Concentrating solely upon women's issues, because that's what's in the news today, women still don't make the same as men in comparable jobs. Fewer opportunities are presented to them, and workplace harassment continues to be an omnipresent issue facing those that endure it.

As I said at the top of this missive, no one would dare pass legislation that would so severely restrict a man's control over his own body, particularly his reproductive organs -- although I've suggested many times that the Second Amendment remains in place to compensate some men for what they didn't get at birth. In a nutshell: Big gun? Small penis.

Reaction to Friday's ruling was swift.
I can just imagine the howls of protest that would hail from old white men of Republican leaning if Nancy Pelosi, Alexandria Ocasio-Cortez, Elizabeth Warren and other female legislators (hell, let's throw Hillary Clinton in there just to torment the right wing even further) banded together to pass legislation to restrict the number of ejaculations a man could have, or the number of times he could legally have sex, the number of potential partners he could have, and the number of children he could father. Or maybe the Christian right could convince legislators that every ejaculation is an exercise in murdering potential children because from among the millions of sperm that get the chance, only one is needed to fertilize an egg. Oh, the potential humanity!

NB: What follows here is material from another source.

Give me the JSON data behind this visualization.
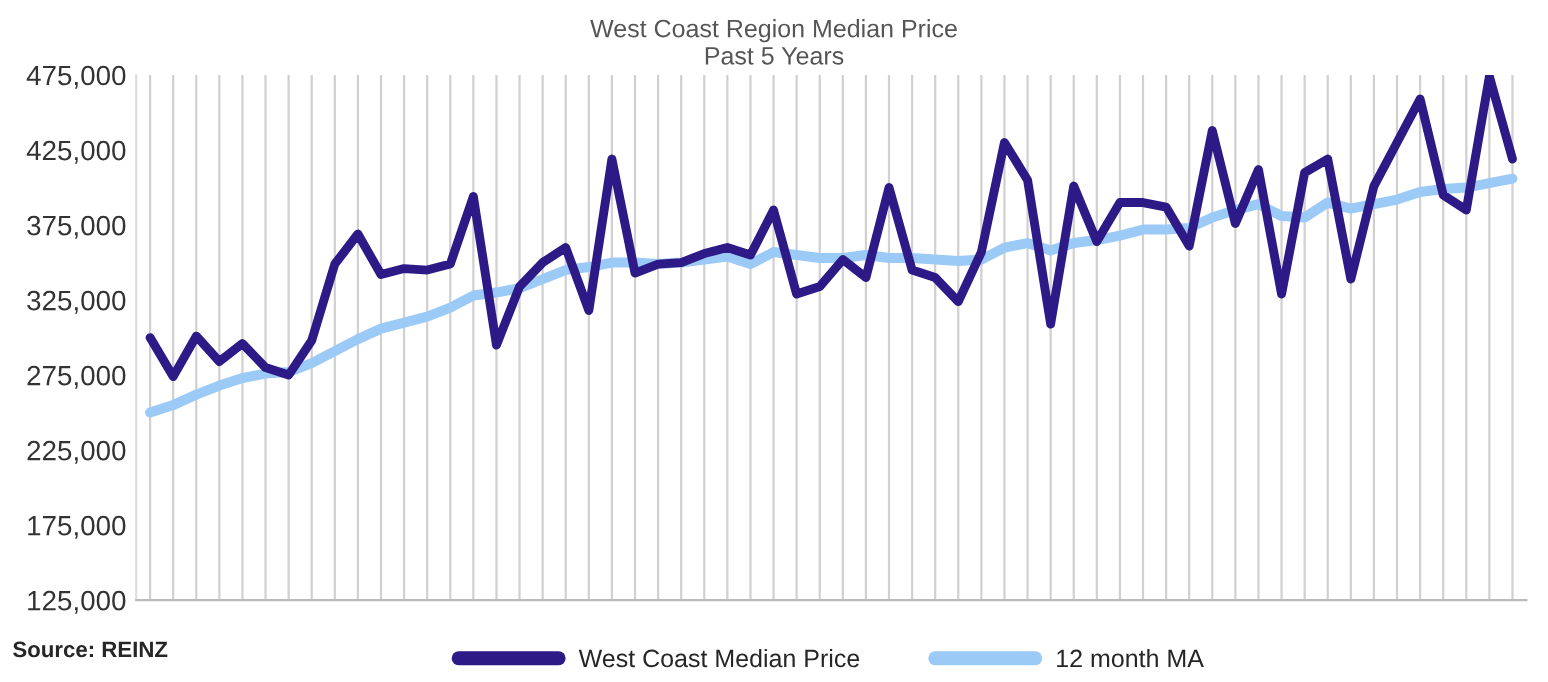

Yes, it's nonsense. But so is the premise argued by Justice Clarence Thomas that the SCOTUS should review other past decisions that cover contraception or same-sex marriages. I note that he did not include decisions that legalized interracial marriage (as he is a participant in one), but let's face it -- there are a whole lot of ignorant rednecks in certain parts of this country that still haven't accepted that part of normal modern-day society.

Almost 50 years ago, women in America got the chance to have a measure of control over their own bodies. That was taken away in a big way Friday, although some states will be safe havens for legal abortion because their laws and their state Supreme Court decisions have turned Roe v. Wade into state law.

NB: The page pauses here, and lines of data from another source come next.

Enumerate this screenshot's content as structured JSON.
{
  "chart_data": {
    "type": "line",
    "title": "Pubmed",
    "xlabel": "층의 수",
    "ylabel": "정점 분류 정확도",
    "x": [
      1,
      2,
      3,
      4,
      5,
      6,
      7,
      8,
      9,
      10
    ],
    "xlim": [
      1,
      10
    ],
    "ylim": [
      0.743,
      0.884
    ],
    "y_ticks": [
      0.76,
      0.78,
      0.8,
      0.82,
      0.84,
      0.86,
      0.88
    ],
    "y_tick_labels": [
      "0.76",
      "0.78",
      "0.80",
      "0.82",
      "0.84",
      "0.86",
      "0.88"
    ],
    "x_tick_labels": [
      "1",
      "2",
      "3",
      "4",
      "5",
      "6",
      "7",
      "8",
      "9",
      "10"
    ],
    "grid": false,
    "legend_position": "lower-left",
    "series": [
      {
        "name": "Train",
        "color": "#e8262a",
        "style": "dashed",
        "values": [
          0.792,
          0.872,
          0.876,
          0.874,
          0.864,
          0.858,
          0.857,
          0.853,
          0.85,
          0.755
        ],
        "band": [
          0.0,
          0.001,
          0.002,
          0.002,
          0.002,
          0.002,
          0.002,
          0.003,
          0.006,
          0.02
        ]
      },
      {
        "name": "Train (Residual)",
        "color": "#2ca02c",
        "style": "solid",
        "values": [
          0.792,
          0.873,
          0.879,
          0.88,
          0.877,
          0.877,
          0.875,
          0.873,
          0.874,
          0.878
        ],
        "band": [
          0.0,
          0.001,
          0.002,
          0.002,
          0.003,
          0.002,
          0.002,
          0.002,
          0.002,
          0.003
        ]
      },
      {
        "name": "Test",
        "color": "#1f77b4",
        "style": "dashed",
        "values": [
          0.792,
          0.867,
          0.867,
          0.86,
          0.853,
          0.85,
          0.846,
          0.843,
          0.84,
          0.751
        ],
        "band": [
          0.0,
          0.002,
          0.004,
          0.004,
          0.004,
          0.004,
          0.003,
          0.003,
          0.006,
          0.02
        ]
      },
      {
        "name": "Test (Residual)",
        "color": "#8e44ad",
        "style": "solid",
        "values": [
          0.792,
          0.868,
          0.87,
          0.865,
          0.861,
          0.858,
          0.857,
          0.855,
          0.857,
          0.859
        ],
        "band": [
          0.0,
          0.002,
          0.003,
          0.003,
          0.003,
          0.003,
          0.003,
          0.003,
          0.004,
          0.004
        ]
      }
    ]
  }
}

What surely troubles me, and should trouble anyone with a brain, are the states that passed "trigger" laws that wiped out any and all forms of legal abortion once Roe v. Wade was overturned. Some of those states have banned ALL forms, even when the life of the mother is threatened by a failed pregnancy. Or what about a violent rape that results in a pregnancy? The most heinous violation of all, and the victim must be forced to carry her attacker's child to term? The potential for life-long psychological suffering for both mother and child is staggering.

I can't even imagine it, in fact. I'm a man. I can never be forced to make that decision or live with its consequences. And that's why I have always believed that I (or anyone else with a penis) lack the right equipment or life experience to dictate what decisions a woman should be forced to make regarding her own body.

Yes, we have become a nation with more respect for an unborn fetus's existence than for the lives of young schoolchildren that may die in a hail of bullets because the small-dicked gun lobby can't envision life without their AR-15s by their sides.

I am profoundly sorry as I write this. I'm sorry that for women all over this country, triumph one day turned to tragedy the next. I'm sorry that men have given you another reason to look at all of us as "the bad guys" in all this. I'm even sorry for the curious preponderance of women in some parts of the country that allow their warped, fundamentalist religious beliefs to trap them in a web of continued subservience to their male partners. They fail to take responsibility for their own existence because their God tells them that's so -- and in that, they have become traitors to their gender and traitors to a nation, effectively blocking the efforts of our Constitution to offer full and righteous equality to all of its citizens.

If women throughout America would rise up in unison to reject this draconian decision, it would be reversed. I fully believe that. 

One last note -- I was warned earlier today that this was not a day in which any man should be telling women that they NEED to do something, but I disagree. We're not getting the job done, ladies, so you must. My most fervent wish is that you succeed where we have failed.